Eme MalaFe: la tragedia del heroísmo criminal
‘Santos’, la nueva serie de cantante, actor y cineasta de Ciudad de México, desmitifica la imagen del narcotraficante como superhéroe: detrás hay un ser humano atrapado en un ciclo de desesperación y violencia
En la presentación de la serie Santos, el proyecto más reciente de Eme MalaFe, el cantante, actor y cineasta grita rodeado de encapuchados: “¿Si volviera a nacer?”. Al unísono una sala de cine llena de niñas, niños, jóvenes y adultos, de los barrios más bravos y precarizados de la Ciudad de México, responden: “¡Nacería en el barrio!”. Entre la respuesta eufórica de los asistentes, MalaFe finaliza: “Antes nos colábamos al cine para ver una película sin pagar, ahora estamos aquí para demostrar que de este lado también hay arte. Recuerden: mientras yo esté arriba todo el barrio va a estar arriba”. Muchos varones lo ven como una figura de representación y, sin masculinidad frágil, le gritan: “¡Te amo, Martín!” o “¡Eres un chingón!”.

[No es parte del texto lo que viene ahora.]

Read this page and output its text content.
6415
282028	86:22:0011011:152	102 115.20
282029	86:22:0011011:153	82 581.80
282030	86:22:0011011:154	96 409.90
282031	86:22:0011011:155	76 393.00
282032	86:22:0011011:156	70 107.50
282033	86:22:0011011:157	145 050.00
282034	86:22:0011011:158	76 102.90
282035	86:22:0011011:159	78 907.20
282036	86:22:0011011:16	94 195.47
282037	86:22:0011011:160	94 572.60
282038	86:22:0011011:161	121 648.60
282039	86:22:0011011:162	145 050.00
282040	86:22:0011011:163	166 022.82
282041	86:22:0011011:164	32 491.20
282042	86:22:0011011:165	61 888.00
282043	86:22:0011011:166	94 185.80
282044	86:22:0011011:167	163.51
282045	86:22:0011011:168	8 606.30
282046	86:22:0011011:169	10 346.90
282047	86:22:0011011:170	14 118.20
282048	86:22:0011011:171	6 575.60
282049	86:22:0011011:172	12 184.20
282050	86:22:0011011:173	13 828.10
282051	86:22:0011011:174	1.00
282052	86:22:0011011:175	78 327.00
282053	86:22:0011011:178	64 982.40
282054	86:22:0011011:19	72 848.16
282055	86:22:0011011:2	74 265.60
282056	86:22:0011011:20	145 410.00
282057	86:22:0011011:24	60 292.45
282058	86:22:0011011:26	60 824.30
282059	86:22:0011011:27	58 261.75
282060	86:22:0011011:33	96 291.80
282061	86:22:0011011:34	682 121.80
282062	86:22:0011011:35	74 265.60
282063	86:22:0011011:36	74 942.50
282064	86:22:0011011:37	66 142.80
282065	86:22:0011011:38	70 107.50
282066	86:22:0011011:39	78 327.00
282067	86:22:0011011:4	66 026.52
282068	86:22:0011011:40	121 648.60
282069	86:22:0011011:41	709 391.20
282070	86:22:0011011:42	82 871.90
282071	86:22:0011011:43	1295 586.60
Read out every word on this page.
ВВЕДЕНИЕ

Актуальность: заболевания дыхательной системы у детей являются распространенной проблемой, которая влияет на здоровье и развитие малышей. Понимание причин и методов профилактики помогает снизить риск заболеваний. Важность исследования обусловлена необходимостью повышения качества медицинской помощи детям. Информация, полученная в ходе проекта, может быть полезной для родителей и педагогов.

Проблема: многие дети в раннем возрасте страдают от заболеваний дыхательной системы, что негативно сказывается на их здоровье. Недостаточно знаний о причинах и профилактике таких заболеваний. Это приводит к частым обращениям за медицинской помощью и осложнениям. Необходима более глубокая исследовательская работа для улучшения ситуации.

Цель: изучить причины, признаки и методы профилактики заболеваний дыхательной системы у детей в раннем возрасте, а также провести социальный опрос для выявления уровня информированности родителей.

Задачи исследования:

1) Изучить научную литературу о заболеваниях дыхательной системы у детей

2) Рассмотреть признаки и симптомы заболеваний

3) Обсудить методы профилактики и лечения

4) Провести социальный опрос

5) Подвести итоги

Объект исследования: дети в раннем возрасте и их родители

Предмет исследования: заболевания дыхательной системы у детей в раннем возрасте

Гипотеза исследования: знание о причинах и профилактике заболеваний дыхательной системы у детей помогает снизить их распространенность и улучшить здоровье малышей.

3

Martín Geovanni Aldana Cervantes, mejor conocido en la escena musical como Eme MalaFe, poco a poco, se ha abierto camino en la escena urbana. Su versatilidad musical lo distingue: lo mismo canta un perreito, un corrido bélico, un merengue o una balada romántica. Saltó a la fama porque ha paralizado la Ciudad de México en dos ocasiones con rodadas de motociclistas bajo el lema: “Todos somos un solo barrio”. Antes de llenar salas de cine para presentar sus proyectos artísticos tuvo una infancia marcada por la vida en la calle y el maleanteo. Su apodo, el Pelón, surgió de su costumbre de llevar el cabello rapado, una tradición iniciada por su padre. Martín recuerda con cariño sus días de infancia, a pesar de las dificultades económicas y el acoso de los policías a sus padres vendedores de tacos y tamales. “Me la pasaba mucho con mi familia, con mi papá, con mi mamá. Me gustaba un chingo estar con mi abuelito cuando estaba chambeando”, cuenta con una gran sonrisa. Lo que más le gustaba de su abuelito, es que era bien “chambeador”.

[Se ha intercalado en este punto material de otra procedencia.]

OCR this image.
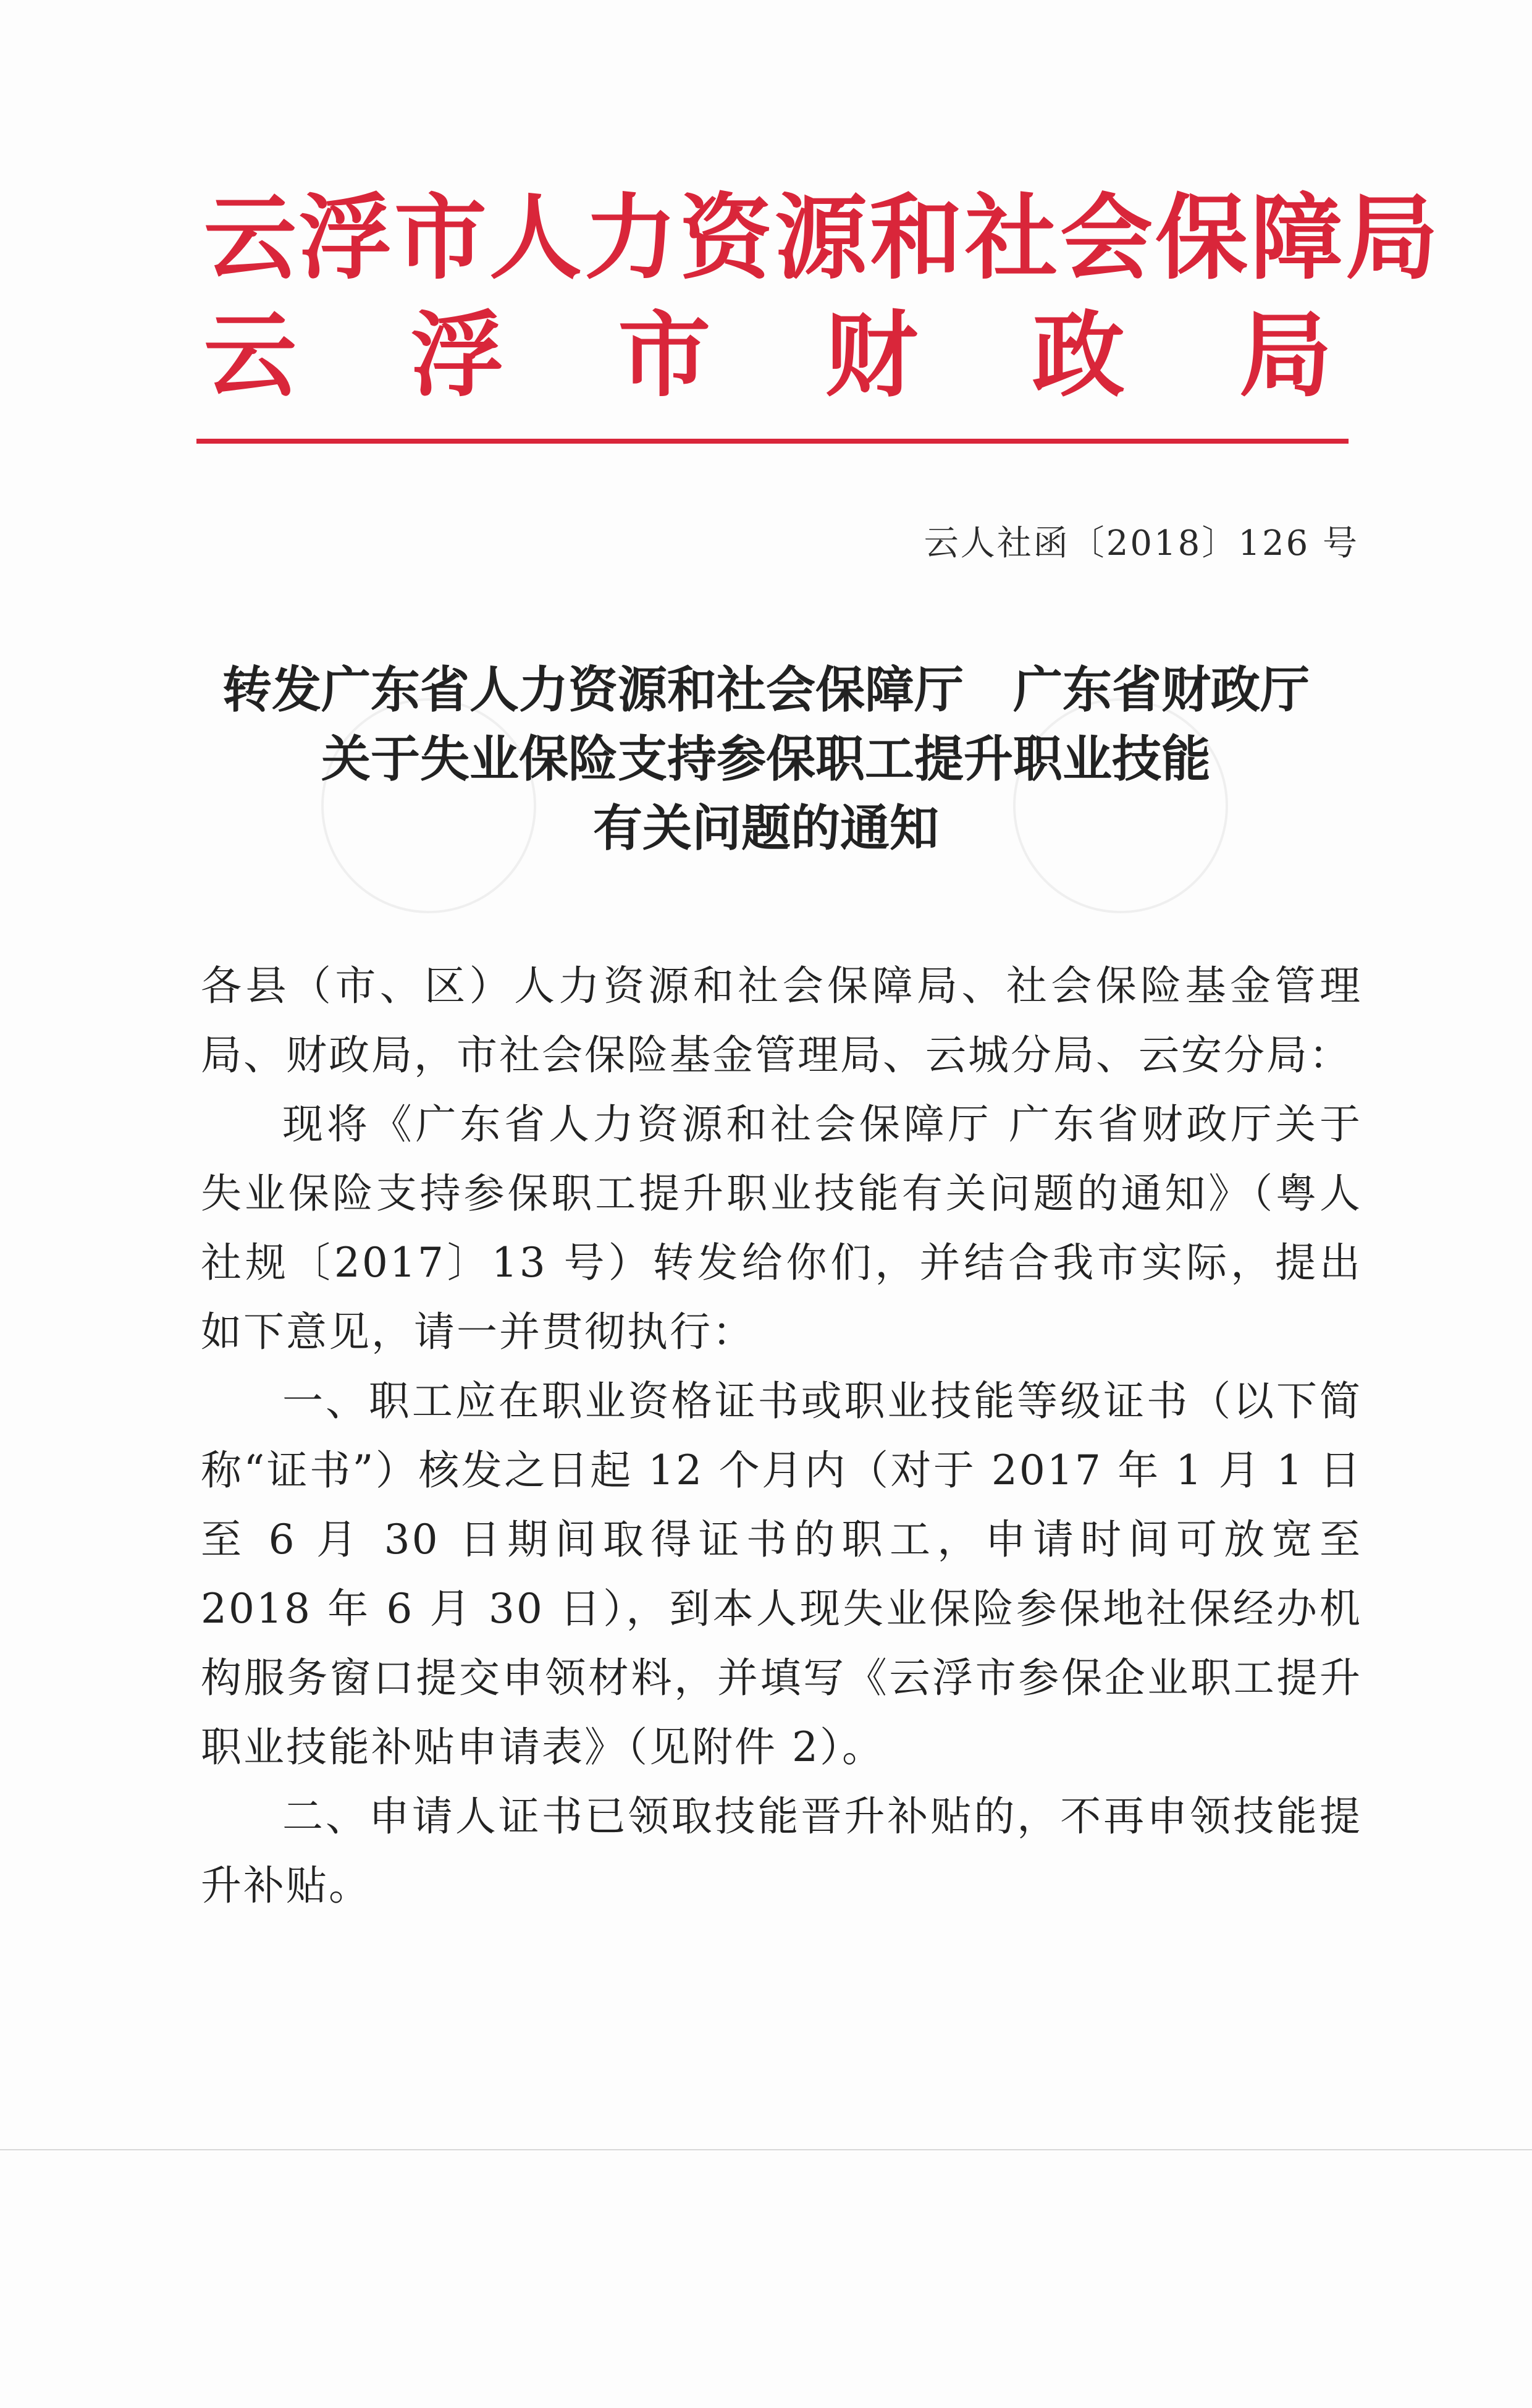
云浮市人力资源和社会保障局
云 浮 市 财 政 局
云人社函〔2018〕126 号
转发广东省人力资源和社会保障厅　广东省财政厅
关于失业保险支持参保职工提升职业技能
有关问题的通知

各县（市、区）人力资源和社会保障局、社会保险基金管理局、财政局，市社会保险基金管理局、云城分局、云安分局：

现将《广东省人力资源和社会保障厅 广东省财政厅关于失业保险支持参保职工提升职业技能有关问题的通知》（粤人社规〔2017〕13 号）转发给你们，并结合我市实际，提出如下意见，请一并贯彻执行：

一、职工应在职业资格证书或职业技能等级证书（以下简称“证书”）核发之日起 12 个月内（对于 2017 年 1 月 1 日至 6 月 30 日期间取得证书的职工，申请时间可放宽至 2018 年 6 月 30 日），到本人现失业保险参保地社保经办机构服务窗口提交申领材料，并填写《云浮市参保企业职工提升职业技能补贴申请表》（见附件 2）。

二、申请人证书已领取技能晋升补贴的，不再申领技能提升补贴。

Si la historia de Martín fuera llevada al cine y su arco dramático estuviera marcado por los objetos que tuvo en sus manos, un primer objeto sería una palita de metal. Su abuelito le compró una para que trabajara con él limpiando botes de metal para después venderlos en el mercado. Lo segundo fueron figuras de acción de tianguis. Su papá le regaló un paquete de policías y ladrones de plástico duro. De niño pasaba horas creando historias en la tierra, afuera de su casa. Siempre le llamaron la atención los delincuentes, pero no cualquiera. Le caían mal esos que usan la violencia, admiraba a los que tienen un equilibrio entre “lo malandro” y lo buena persona. Esos que, después de robar, reparten el dinero entre los morritos del barrio. El tercer objeto, unos guantes de box. Su padre lo metió a clases para que aprendiera a defenderse. A veces, dice una de sus canciones, todavía sueña que la coronó en el guante.

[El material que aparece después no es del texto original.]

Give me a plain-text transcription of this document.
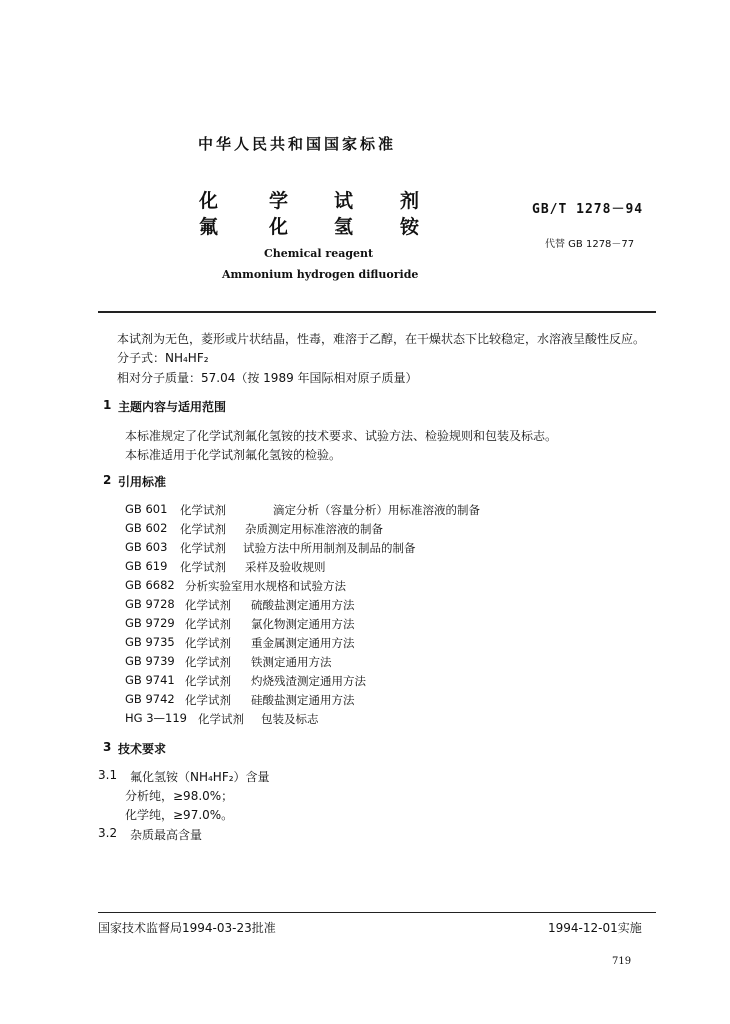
中华人民共和国国家标准
化	学 试 剂
氟	化 氢 铵
GB/T 1278－94
代替 GB 1278－77
Chemical reagent
Ammonium hydrogen difluoride
本试剂为无色，菱形或片状结晶，性毒，难溶于乙醇，在干燥状态下比较稳定，水溶液呈酸性反应。
分子式：NH₄HF₂
相对分子质量：57.04（按 1989 年国际相对原子质量）
1 主题内容与适用范围
本标准规定了化学试剂氟化氢铵的技术要求、试验方法、检验规则和包装及标志。
本标准适用于化学试剂氟化氢铵的检验。
2 引用标准
GB 601 化学试剂	滴定分析（容量分析）用标准溶液的制备
GB 602 化学试剂 杂质测定用标准溶液的制备
GB 603 化学试剂 试验方法中所用制剂及制品的制备
GB 619 化学试剂 采样及验收规则
GB 6682 分析实验室用水规格和试验方法
GB 9728 化学试剂 硫酸盐测定通用方法
GB 9729 化学试剂 氯化物测定通用方法
GB 9735 化学试剂 重金属测定通用方法
GB 9739 化学试剂 铁测定通用方法
GB 9741 化学试剂 灼烧残渣测定通用方法
GB 9742 化学试剂 硅酸盐测定通用方法
HG 3—119 化学试剂 包装及标志
3 技术要求
3.1 氟化氢铵（NH₄HF₂）含量
分析纯，≥98.0%；
化学纯，≥97.0%。
3.2 杂质最高含量
国家技术监督局1994-03-23批准	1994-12-01实施
719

A medida que crecía, Martín se vio inmerso en el mundo de las pandillas, del barrio. A los 17 años, se involucró en el robo de motos, una actividad que le proporcionaba ingresos fuertes, rápidos y llenos de adrenalina, de ganar 100 baros ayudando a sus padres a vender tacos empezó a ganar miles de pesos. Martín ahora empuñaba un fierro, una pistola. ¿Qué hace que un morrito que un día sostuvo una pala de metal, simbolismo del trabajo duro, ahora sostenga un arma?
El punto de inflexión en la vida de Martín llegó al inicio de su carrera, tras un incidente en el que fue herido de bala. Cuestionó su vida y buscó una salida al ciclo de violencia que lo tenía atrapado. Sucede con frecuencia, después de un evento traumático en la vida de un artista su arte da un giro de 180 grados. Martín vio de cerca la muerte, estuvo a punto de ser ejecutado, enfrentó una disyuntiva: continuar con la vida en “la calle” o dedicarse de lleno a la música y usar el arte como catarsis. Optó por lo segundo: tomarse en serio como artista. MalaFe evolucionó musicalmente después del atentado; su interés por llevar el proceso creativo hasta las últimas consecuencias lo condujo a experimentar con el lenguaje cinematográfico y producir videos musicales con un fuerte componente artístico. Martín usó La Danza del Diablo, una serie de tres videos, como catarsis. La consideró mucho tiempo su obra maestra, surgida de bañarse en fuego, plomo, sangre y salir invicto. Utilizó simbolismos y narrativas complejas para contar la historia de cómo casi muere asesinado.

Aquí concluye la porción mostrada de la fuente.